SUMMARY OF THE INVENTION
It is a general object of the present invention compared to prior art to modify the plasma source to avoid damaging sputtering inside the chamber and to raise the power of an RF hollow cathode electrode discharge to enable low voltage, high current operation to prevent overheating, erosion of the electrode, and particulate generation. Accordingly, several steps are taken to modify the source:
- 1. Move the hollow cathode electrode outside the vacuum plasma chamber of the instrument.
- 2. Make the vacuum plasma chamber a cylinder of dielectric insulation material that is resistant to sputtering.
- 3. Create the conductive electrode as a cylinder around the insulating material.
- 4. Move the ends of the chamber beyond the ends of the plasma sheath along the axis of the cylinder.
- 5. Adjust the length of the mean free path by adjusting the operating pressure so that the chamber ends are not touched by the plasma sheath to prevent ion sputtering of the chamber ends.
- 6. Supply a source of gas to the plasma chamber and have the gas exit into the main vacuum chamber after excitation.
An aspect of the invention is set out according to appended claim 1. Embodiments of the invention are set out according to the appended dependent claims.
The hollow cathode electrode is mounted around a vacuum chamber made of an insulating dielectric material. This design removes the conductive material of the electrode from contact with ions from the plasma and sheath. The plasma chamber and electrode are then mounted inside an outer grounded shell for electrical safety. The gas exits the plasma chamber at the end of the shell via a vacuum flange into the main chamber of the instrument or tool to be cleaned. The plasma itself inside its sheath is contained mainly inside the cylinder or plasma chamber. The sheath will exhibit a tongue that will extend into the main chamber. The size of the tongue is governed by the applied RF power and the mean free path of the gas in vacuum. With some gases and gas mixtures at low pressures, a flowing afterglow will be exhibited outside the sheath in the chamber. This afterglow is generated by the decay of metastables in the out-flowing gas. With air, the afterglow has a distinct violet color at 386 nm caused by the decay of an N2
metastable. This color is often mistakenly described as pink. The atomic oxygen metastable is only weakly visible and is hard to see mixed with N2
. Cleaning measurements show the nitrogen afterglow is a marker for the volume being cleaned by oxygen. Because there is no conductive material such as aluminum near the plasma sheath, the production of metal particulates like alumina is suppressed.

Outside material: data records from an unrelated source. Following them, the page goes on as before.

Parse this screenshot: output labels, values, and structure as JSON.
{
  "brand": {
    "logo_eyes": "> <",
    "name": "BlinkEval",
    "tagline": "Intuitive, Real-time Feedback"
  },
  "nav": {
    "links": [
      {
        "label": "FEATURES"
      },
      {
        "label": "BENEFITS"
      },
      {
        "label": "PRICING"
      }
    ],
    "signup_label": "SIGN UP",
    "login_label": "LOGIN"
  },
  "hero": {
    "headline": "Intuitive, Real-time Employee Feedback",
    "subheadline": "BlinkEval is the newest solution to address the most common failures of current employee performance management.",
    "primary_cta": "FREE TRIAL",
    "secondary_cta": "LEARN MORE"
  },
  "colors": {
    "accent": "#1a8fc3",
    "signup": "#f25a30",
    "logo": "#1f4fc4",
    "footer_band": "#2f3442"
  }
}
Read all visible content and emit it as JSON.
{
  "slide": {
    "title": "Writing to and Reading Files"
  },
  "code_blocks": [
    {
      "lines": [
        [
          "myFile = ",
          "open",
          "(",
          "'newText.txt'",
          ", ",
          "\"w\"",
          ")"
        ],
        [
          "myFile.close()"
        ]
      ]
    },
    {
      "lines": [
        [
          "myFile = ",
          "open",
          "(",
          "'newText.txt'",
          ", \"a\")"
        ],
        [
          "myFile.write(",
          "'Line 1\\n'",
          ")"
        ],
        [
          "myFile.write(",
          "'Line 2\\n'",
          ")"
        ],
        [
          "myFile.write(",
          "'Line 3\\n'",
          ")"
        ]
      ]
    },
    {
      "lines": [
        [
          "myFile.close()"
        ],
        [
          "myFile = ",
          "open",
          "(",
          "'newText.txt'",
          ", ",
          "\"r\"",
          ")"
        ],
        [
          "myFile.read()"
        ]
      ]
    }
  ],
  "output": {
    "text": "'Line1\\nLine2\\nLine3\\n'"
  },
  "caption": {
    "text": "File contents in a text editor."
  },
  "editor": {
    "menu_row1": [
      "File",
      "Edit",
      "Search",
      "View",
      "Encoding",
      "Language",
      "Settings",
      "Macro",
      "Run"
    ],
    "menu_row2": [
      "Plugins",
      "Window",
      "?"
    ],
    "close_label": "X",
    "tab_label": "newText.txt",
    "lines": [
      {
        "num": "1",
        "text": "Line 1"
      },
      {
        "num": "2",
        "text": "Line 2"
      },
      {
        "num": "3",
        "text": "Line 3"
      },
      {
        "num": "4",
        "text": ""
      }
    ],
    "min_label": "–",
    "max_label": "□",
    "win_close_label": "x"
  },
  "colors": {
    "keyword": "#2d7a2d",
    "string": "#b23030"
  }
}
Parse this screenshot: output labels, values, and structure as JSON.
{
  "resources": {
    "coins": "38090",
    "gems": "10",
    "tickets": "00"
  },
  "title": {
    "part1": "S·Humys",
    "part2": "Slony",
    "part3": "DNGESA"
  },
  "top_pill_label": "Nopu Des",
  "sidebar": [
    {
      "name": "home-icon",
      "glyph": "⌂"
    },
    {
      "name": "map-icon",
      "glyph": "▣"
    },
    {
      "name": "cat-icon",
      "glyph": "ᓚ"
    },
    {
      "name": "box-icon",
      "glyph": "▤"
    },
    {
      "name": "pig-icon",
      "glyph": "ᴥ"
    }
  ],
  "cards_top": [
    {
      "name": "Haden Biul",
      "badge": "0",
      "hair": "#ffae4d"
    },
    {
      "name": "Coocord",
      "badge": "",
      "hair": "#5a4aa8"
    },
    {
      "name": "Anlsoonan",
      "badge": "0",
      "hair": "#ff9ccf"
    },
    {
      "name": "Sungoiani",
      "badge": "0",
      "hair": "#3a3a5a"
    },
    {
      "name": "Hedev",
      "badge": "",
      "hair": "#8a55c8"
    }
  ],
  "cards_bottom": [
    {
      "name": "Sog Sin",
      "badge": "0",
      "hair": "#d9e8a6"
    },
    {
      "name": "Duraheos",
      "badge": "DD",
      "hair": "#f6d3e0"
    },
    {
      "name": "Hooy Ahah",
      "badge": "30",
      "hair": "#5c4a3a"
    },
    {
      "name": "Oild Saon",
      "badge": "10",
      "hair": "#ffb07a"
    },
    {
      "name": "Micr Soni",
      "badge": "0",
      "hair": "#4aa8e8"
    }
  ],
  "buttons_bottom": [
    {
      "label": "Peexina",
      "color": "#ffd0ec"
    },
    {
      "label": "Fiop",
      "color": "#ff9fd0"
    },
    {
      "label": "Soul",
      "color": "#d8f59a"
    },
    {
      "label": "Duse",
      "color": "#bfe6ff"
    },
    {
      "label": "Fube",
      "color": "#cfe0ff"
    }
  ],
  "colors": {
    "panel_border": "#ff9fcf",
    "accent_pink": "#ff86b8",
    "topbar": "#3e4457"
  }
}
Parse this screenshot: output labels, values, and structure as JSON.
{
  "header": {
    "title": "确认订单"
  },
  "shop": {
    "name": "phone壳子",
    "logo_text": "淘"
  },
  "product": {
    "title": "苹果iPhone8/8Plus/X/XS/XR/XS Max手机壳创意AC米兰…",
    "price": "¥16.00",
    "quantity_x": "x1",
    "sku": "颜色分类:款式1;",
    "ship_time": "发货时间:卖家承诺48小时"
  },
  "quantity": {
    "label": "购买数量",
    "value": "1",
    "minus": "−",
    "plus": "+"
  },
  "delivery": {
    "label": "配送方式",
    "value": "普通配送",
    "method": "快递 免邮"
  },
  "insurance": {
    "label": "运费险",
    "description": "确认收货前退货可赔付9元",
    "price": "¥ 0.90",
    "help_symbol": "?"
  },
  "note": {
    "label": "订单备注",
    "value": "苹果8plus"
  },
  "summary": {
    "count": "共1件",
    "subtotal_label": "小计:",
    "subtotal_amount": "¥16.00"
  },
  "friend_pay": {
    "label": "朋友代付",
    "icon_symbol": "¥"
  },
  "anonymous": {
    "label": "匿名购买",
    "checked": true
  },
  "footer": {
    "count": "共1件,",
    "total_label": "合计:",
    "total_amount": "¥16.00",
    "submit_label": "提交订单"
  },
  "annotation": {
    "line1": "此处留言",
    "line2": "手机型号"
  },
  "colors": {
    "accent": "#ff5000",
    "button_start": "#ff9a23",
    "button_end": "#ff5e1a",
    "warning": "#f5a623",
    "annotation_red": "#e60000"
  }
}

In a preferred embodiment of the invention, the reactant gas is air because it is a convenient source of oxygen. Other oxygen gas mixtures and pure oxygen can be used or reducing gas can be used. These mixtures can contain hydrogen, water vapor, He, Ar, Ne, F and compounds thereof. For cleaning by reduction H2 and ammonia could be used. The requirement is that reactions with the contaminant produce a volatile compound that can be removed by the pumps when the contamination reacts with plasma activated radicals or metastables.
With an exterior hollow cathode, the dielectric cylinder will partially enclose and define the plasma sheath, which will make a cylindrical shape inside. Ions will create secondary electrons when they collide with the diaelectric material and the expelled ions will be accelerated into the plasma by the sheath. Inside the plasma the high energy ions are very effective in ionization and disassociation of the gas molecules.
BRIEF DESCRIPTION OF THE DRAWINGS
Figure 1A is a longitudinal section view of an embodiment of the present invention;
Figure 1B is a perspective view, partially in section, of the embodiment of Figure 1A;
Figure 2 is a perspective view of another embodiment of the present invention;
Figure 3A is a longitudinal section view of still another embodiment of the present invention;
Figure 3B is a perspective view, partially in section, of the embodiment of Figure 3A; and
Figure 4 is a graphical comparison of data showing that Macor® ceramic produces a denser plasma than quartz when it is used as the dielectric cylinder 1.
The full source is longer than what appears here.